There is this fundamental assumption that what is going on at any moment in a story is a contest between the players and the DM. You have this assumption even when you are speaking positively about what you consider the right approach to story telling - "I'll get them next time." And that all the players are lined up on one side against their foe the DM and that all players fundamentally want the same things that you do. But all these things you use to describe a RP session have no relationship to what is going on at my table. At my table I have a thespian, who wants to engage in low drama and interparty RP and he doesnt' really care if combat happens or if there is a destination as long as there is an outlet for that experience. And I also have a power gamer, who wants to kill things and take their stuff, and he doesn't really care for mysteries, or storylines, or role-playing as long as he gets regular outlets for spot lighting his character's prowess in combat and getting loot. And I another player at the table who wants the pure vicarious experience of story, who told before the game (because I sent out a list of questions asking players what they wanted) that he wanted me to railroad him through a story - and he said it in those words. And I have new players at the table for whom RP, tactical combat, exploration, intrigue, solving mysteries using detective skills, mass combat, etc. are all new experiences that wow them whenever it takes them to a new place with thoughts like, "I didn't realize you could do that in a game." I have never in thirty years of play had a single consensus amongst the players about what a game was about and what made it fun. The idea that my players would all come to an agreement that a journey through a desert wouldn't be fun, and they'd all have this concensus sight unseen of what is in the desert, is not only baffling to me but so unlikely and so outside of my experience that I just can't relate. It is, like so much of how you view the game, a description from another world. Sure I've had individual players that I know wouldn't really be into that, and I take care to address that problem by not staying in one of mode play for too long but instead trying to provide buffet like oppurtunities for what everyone likes, but that is as far as it gets.
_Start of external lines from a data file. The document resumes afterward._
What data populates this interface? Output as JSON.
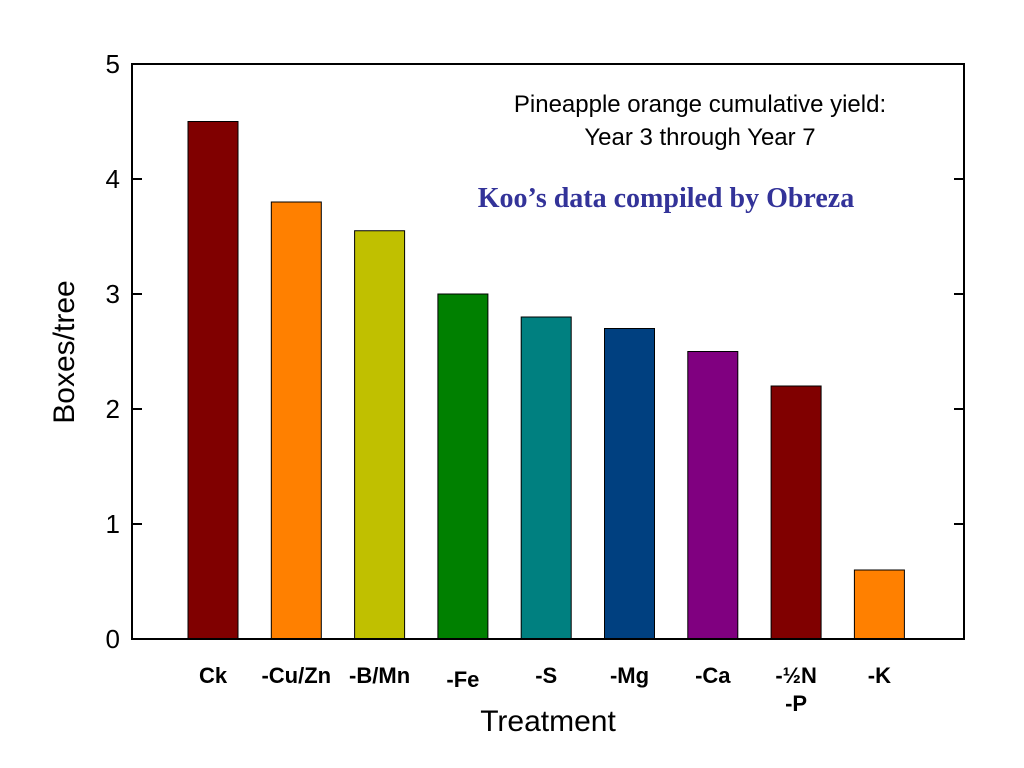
{
  "chart_data": {
    "type": "bar",
    "title_lines": [
      "Pineapple orange cumulative yield:",
      "Year 3 through Year 7"
    ],
    "subtitle": "Koo’s data compiled by Obreza",
    "xlabel": "Treatment",
    "ylabel": "Boxes/tree",
    "ylim": [
      0,
      5
    ],
    "yticks": [
      "0",
      "1",
      "2",
      "3",
      "4",
      "5"
    ],
    "categories": [
      [
        "Ck"
      ],
      [
        "-Cu/Zn"
      ],
      [
        "-B/Mn"
      ],
      [
        "-Fe"
      ],
      [
        "-S"
      ],
      [
        "-Mg"
      ],
      [
        "-Ca"
      ],
      [
        "-½N",
        "-P"
      ],
      [
        "-K"
      ]
    ],
    "values": [
      4.5,
      3.8,
      3.55,
      3.0,
      2.8,
      2.7,
      2.5,
      2.2,
      0.6
    ],
    "colors": [
      "#800000",
      "#ff8000",
      "#c0c000",
      "#008000",
      "#008080",
      "#004080",
      "#800080",
      "#800000",
      "#ff8000"
    ],
    "subtitle_color": "#333399",
    "grid": false,
    "legend": "none"
  }
}
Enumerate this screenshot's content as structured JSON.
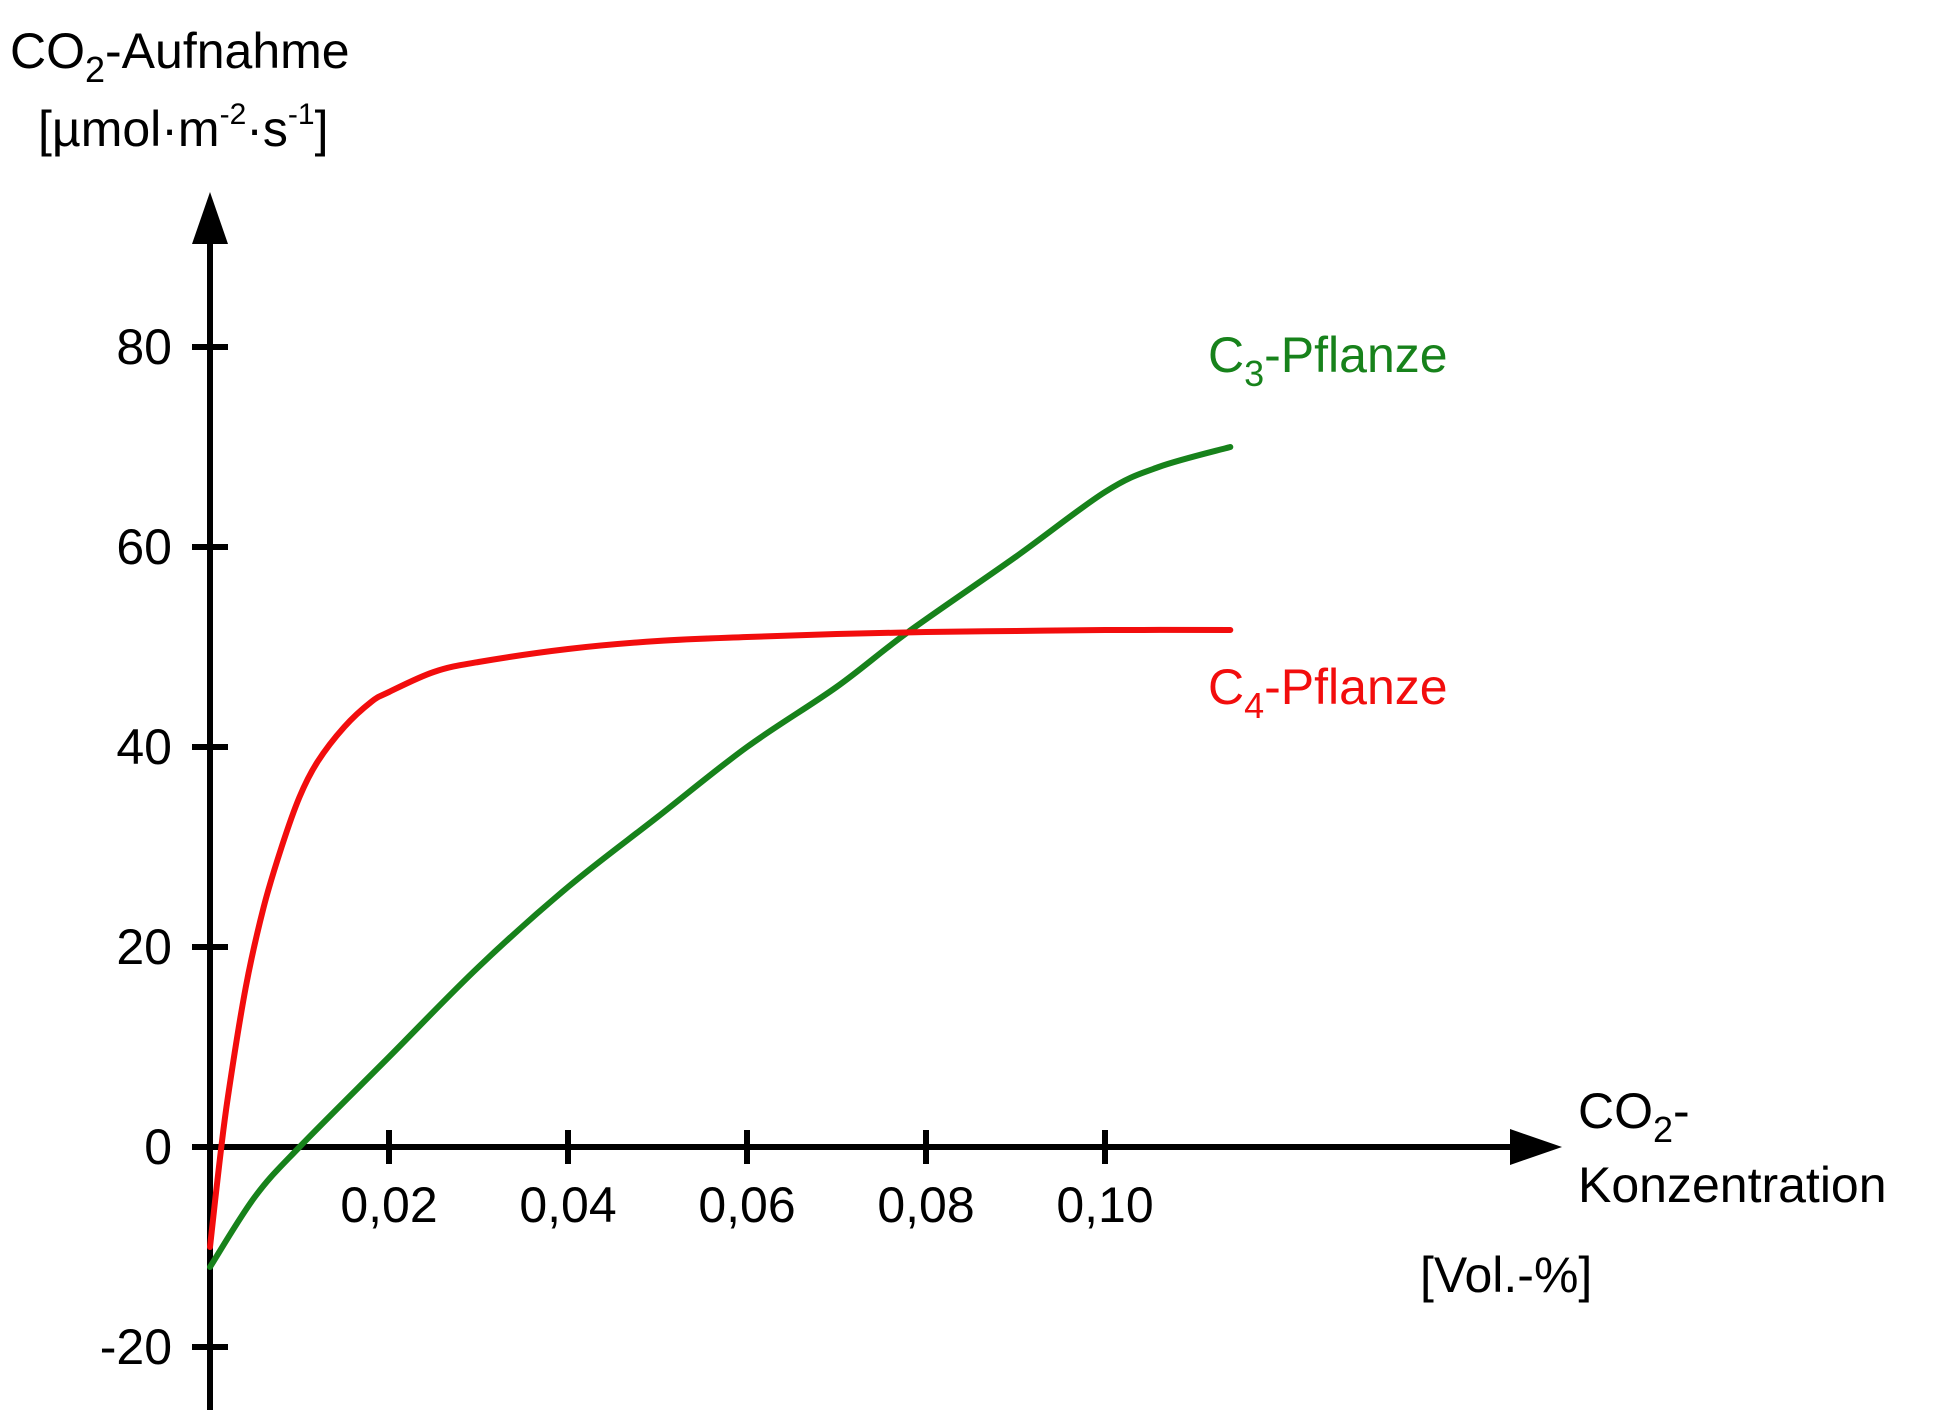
{
  "chart_data": {
    "type": "line",
    "ylabel_line1_main": "CO",
    "ylabel_line1_sub": "2",
    "ylabel_line1_rest": "-Aufnahme",
    "ylabel_line2_a": "[µmol·m",
    "ylabel_line2_sup1": "-2",
    "ylabel_line2_b": "·s",
    "ylabel_line2_sup2": "-1",
    "ylabel_line2_c": "]",
    "xlabel_line1_main": "CO",
    "xlabel_line1_sub": "2",
    "xlabel_line1_rest": "-",
    "xlabel_line2": "Konzentration",
    "xlabel_unit": "[Vol.-%]",
    "xlim": [
      0,
      0.115
    ],
    "ylim": [
      -25,
      88
    ],
    "x_ticks": [
      {
        "value": 0.02,
        "label": "0,02"
      },
      {
        "value": 0.04,
        "label": "0,04"
      },
      {
        "value": 0.06,
        "label": "0,06"
      },
      {
        "value": 0.08,
        "label": "0,08"
      },
      {
        "value": 0.1,
        "label": "0,10"
      }
    ],
    "y_ticks": [
      {
        "value": -20,
        "label": "-20"
      },
      {
        "value": 0,
        "label": "0"
      },
      {
        "value": 20,
        "label": "20"
      },
      {
        "value": 40,
        "label": "40"
      },
      {
        "value": 60,
        "label": "60"
      },
      {
        "value": 80,
        "label": "80"
      }
    ],
    "series": [
      {
        "name_main": "C",
        "name_sub": "3",
        "name_rest": "-Pflanze",
        "color": "#17821b",
        "x": [
          0,
          0.005,
          0.01,
          0.02,
          0.03,
          0.04,
          0.05,
          0.06,
          0.07,
          0.078,
          0.09,
          0.1,
          0.106,
          0.114
        ],
        "y": [
          -12,
          -5,
          0,
          9,
          18,
          26,
          33,
          40,
          46,
          51.5,
          59,
          65.5,
          68,
          70
        ]
      },
      {
        "name_main": "C",
        "name_sub": "4",
        "name_rest": "-Pflanze",
        "color": "#f20d0d",
        "x": [
          0,
          0.001,
          0.002,
          0.004,
          0.006,
          0.008,
          0.01,
          0.012,
          0.015,
          0.018,
          0.02,
          0.025,
          0.03,
          0.04,
          0.05,
          0.06,
          0.07,
          0.08,
          0.09,
          0.1,
          0.114
        ],
        "y": [
          -10,
          -2,
          5,
          16,
          24,
          30,
          35,
          38.5,
          42,
          44.5,
          45.5,
          47.5,
          48.5,
          49.8,
          50.6,
          51,
          51.3,
          51.5,
          51.6,
          51.7,
          51.7
        ]
      }
    ]
  }
}
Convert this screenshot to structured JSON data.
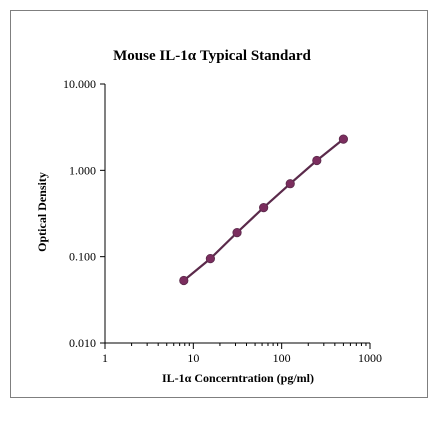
{
  "chart_data": {
    "type": "line",
    "title": "Mouse IL-1α Typical Standard",
    "xlabel": "IL-1α Concerntration (pg/ml)",
    "ylabel": "Optical Density",
    "x_scale": "log",
    "y_scale": "log",
    "xlim": [
      1,
      1000
    ],
    "ylim": [
      0.01,
      10
    ],
    "x_ticks": [
      1,
      10,
      100,
      1000
    ],
    "x_tick_labels": [
      "1",
      "10",
      "100",
      "1000"
    ],
    "y_ticks": [
      0.01,
      0.1,
      1,
      10
    ],
    "y_tick_labels": [
      "0.010",
      "0.100",
      "1.000",
      "10.000"
    ],
    "grid": false,
    "legend": "none",
    "series": [
      {
        "x": [
          7.8,
          15.6,
          31.25,
          62.5,
          125,
          250,
          500
        ],
        "y": [
          0.053,
          0.095,
          0.19,
          0.37,
          0.7,
          1.3,
          2.3
        ],
        "line_color": "#5b2a4b",
        "marker_color": "#7b2d5e"
      }
    ]
  }
}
The idea that the player to going force the group to eat only what he eats, much less force the DM to prepare only what that player likes is absurd to me. I have never DMed a group of players from all the diverse players I've DMed that would look at one of their number as being in the right to challenge the DM in that respect and insist on his way and look favorably on that.
Interesting approach to DMing there.
You know I have no idea what you think that my table is like. I can tell you one thing, no one has ever left my table with the sort of chip on my shoulder against DMs that you have. I have no need to defend my DMing abilities or my approach to the game from you. My DMing philosophy is simple. I strive to be the DM I would want as a player, and to treat my players the way I would want to be treated as a DM. I don't get a lot of complaints except from net experts such as yourself.